Locally cached git repository

jacobat commented 12 years ago

To not have to download the entire repository over and over it would be nice to be able to keep a local copy.

I've implemented an example of how this could work at jacobat/mina@cf176f74394ce287205a4d5d2b2077aac052aa6d

I'm not sure if there are any issues with the implementation, so for now it's only meant for inspiration.

What do you think?

bluestrike2 commented 12 years ago

I haven't really gotten into things, but I've been thinking about it and I'm not sure why we don't just jump through to what's basically taking this idea through to its furthest conclusion? Something similar to what was described in this blog post a ways back. I'll probably work something up for myself, so I figured I'd throw the idea out there.
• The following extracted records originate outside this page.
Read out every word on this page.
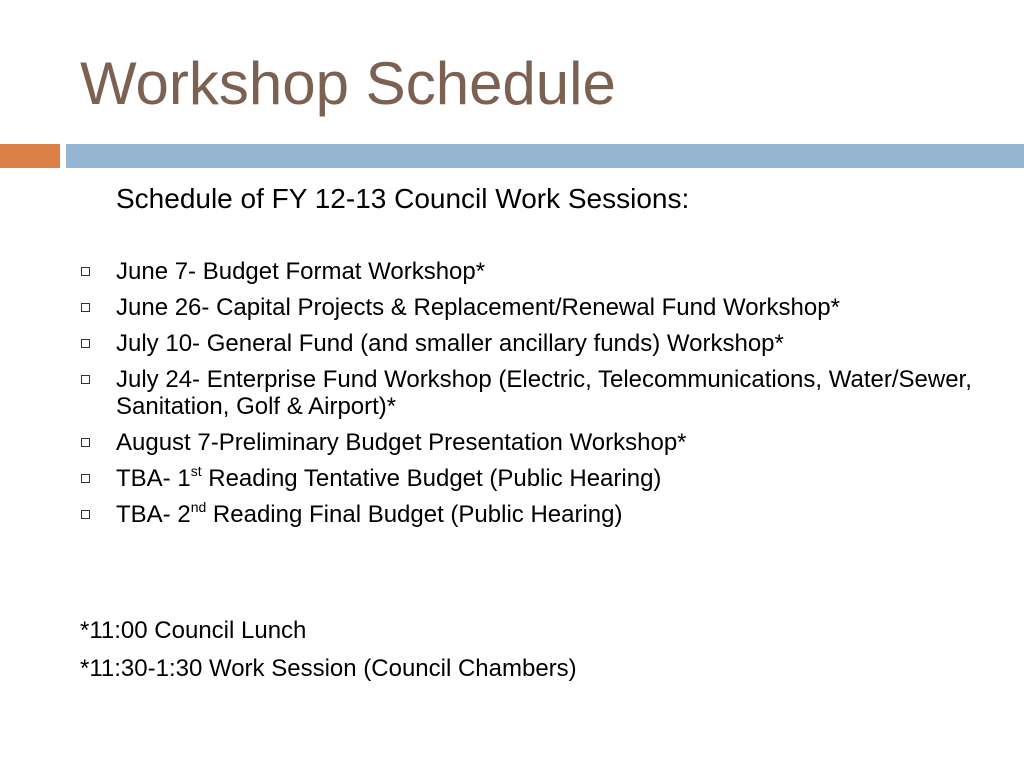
Workshop Schedule

Schedule of FY 12-13 Council Work Sessions:

June 7- Budget Format Workshop*
June 26- Capital Projects & Replacement/Renewal Fund Workshop*
July 10- General Fund (and smaller ancillary funds) Workshop*
July 24- Enterprise Fund Workshop (Electric, Telecommunications, Water/Sewer, Sanitation, Golf & Airport)*
August 7-Preliminary Budget Presentation Workshop*
TBA- 1st Reading Tentative Budget (Public Hearing)
TBA- 2nd Reading Final Budget (Public Hearing)
*11:00 Council Lunch
*11:30-1:30 Work Session (Council Chambers)
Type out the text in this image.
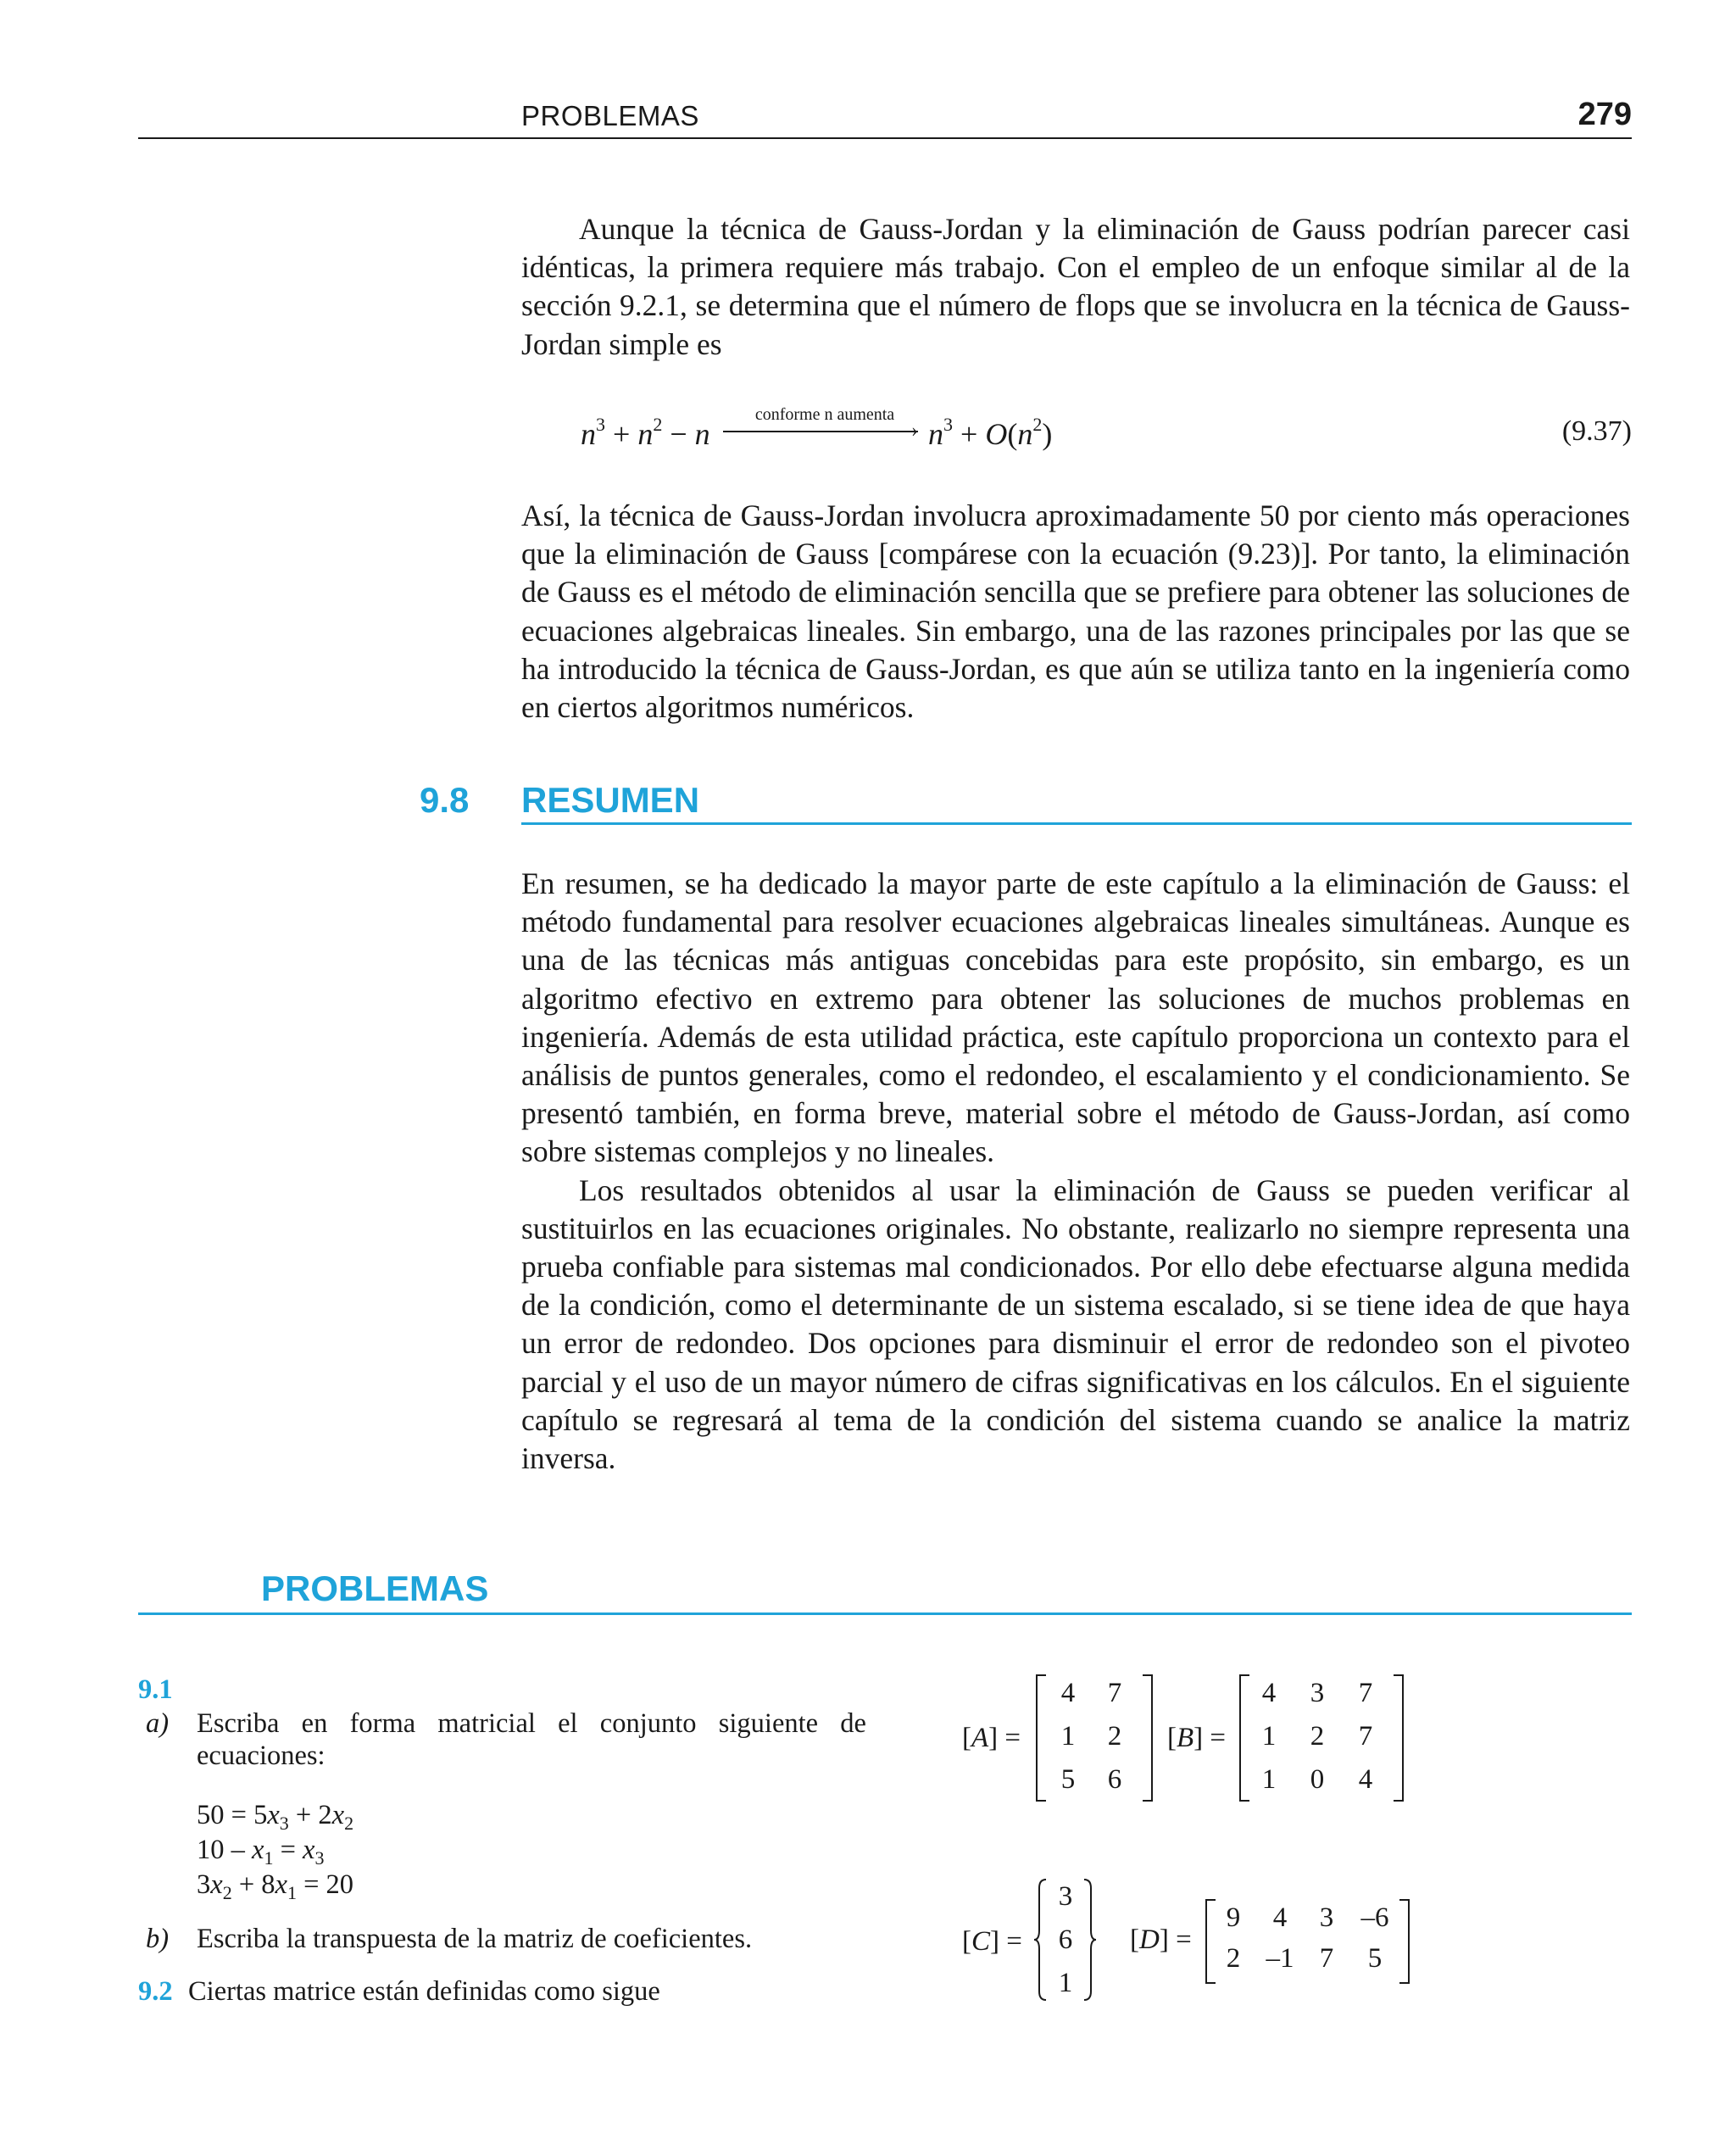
PROBLEMAS	279

Aunque la técnica de Gauss-Jordan y la eliminación de Gauss podrían parecer casi idénticas, la primera requiere más trabajo. Con el empleo de un enfoque similar al de la sección 9.2.1, se determina que el número de flops que se involucra en la técnica de Gauss-Jordan simple es

$n^3 + n^2 - n$
conforme n aumenta
› $n^3 + O(n^2)$	(9.37)

Así, la técnica de Gauss-Jordan involucra aproximadamente 50 por ciento más operaciones que la eliminación de Gauss [compárese con la ecuación (9.23)]. Por tanto, la eliminación de Gauss es el método de eliminación sencilla que se prefiere para obtener las soluciones de ecuaciones algebraicas lineales. Sin embargo, una de las razones principales por las que se ha introducido la técnica de Gauss-Jordan, es que aún se utiliza tanto en la ingeniería como en ciertos algoritmos numéricos.

9.8 RESUMEN

En resumen, se ha dedicado la mayor parte de este capítulo a la eliminación de Gauss: el método fundamental para resolver ecuaciones algebraicas lineales simultáneas. Aunque es una de las técnicas más antiguas concebidas para este propósito, sin embargo, es un algoritmo efectivo en extremo para obtener las soluciones de muchos problemas en ingeniería. Además de esta utilidad práctica, este capítulo proporciona un contexto para el análisis de puntos generales, como el redondeo, el escalamiento y el condicionamiento. Se presentó también, en forma breve, material sobre el método de Gauss-Jordan, así como sobre sistemas complejos y no lineales.

Los resultados obtenidos al usar la eliminación de Gauss se pueden verificar al sustituirlos en las ecuaciones originales. No obstante, realizarlo no siempre representa una prueba confiable para sistemas mal condicionados. Por ello debe efectuarse alguna medida de la condición, como el determinante de un sistema escalado, si se tiene idea de que haya un error de redondeo. Dos opciones para disminuir el error de redondeo son el pivoteo parcial y el uso de un mayor número de cifras significativas en los cálculos. En el siguiente capítulo se regresará al tema de la condición del sistema cuando se analice la matriz inversa.

PROBLEMAS
9.1
a) Escriba en forma matricial el conjunto siguiente de ecuaciones:
$50 = 5x_3 + 2x_2$
$10 - x_1 = x_3$
$3x_2 + 8x_1 = 20$
b) Escriba la transpuesta de la matriz de coeficientes.
9.2 Ciertas matrice están definidas como sigue
[A] =
4	7
1	2
5	6
[B] =
4	3	7
1	2	7
1	0	4
[C] =
3
6
1
[D] =
9	4	3 –6
2 –1 7	5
jacobat commented 12 years ago

What you're suggesting is in essence to keep a git repository in the deployed working directory instead of copying into the working directory, is that correct?

IMHO that's an interesting option. Though I would prefer a copying strategy by default. I'm not really sure why, maybe it's just because that's what I've gotten used to with Capistrano. The git in working directory seems like a more advanced strategy with possibly more pitfalls.

A whole other issue is wether it is actually a good idea to require that git is installed on the server and has access to the master repository at all.

bluestrike2 commented 12 years ago

That's really the reason I wanted to throw the idea out there before I started on anything and hopefully narrow down the idea a bit more even if winds up just being some forked tweaks for my own needs.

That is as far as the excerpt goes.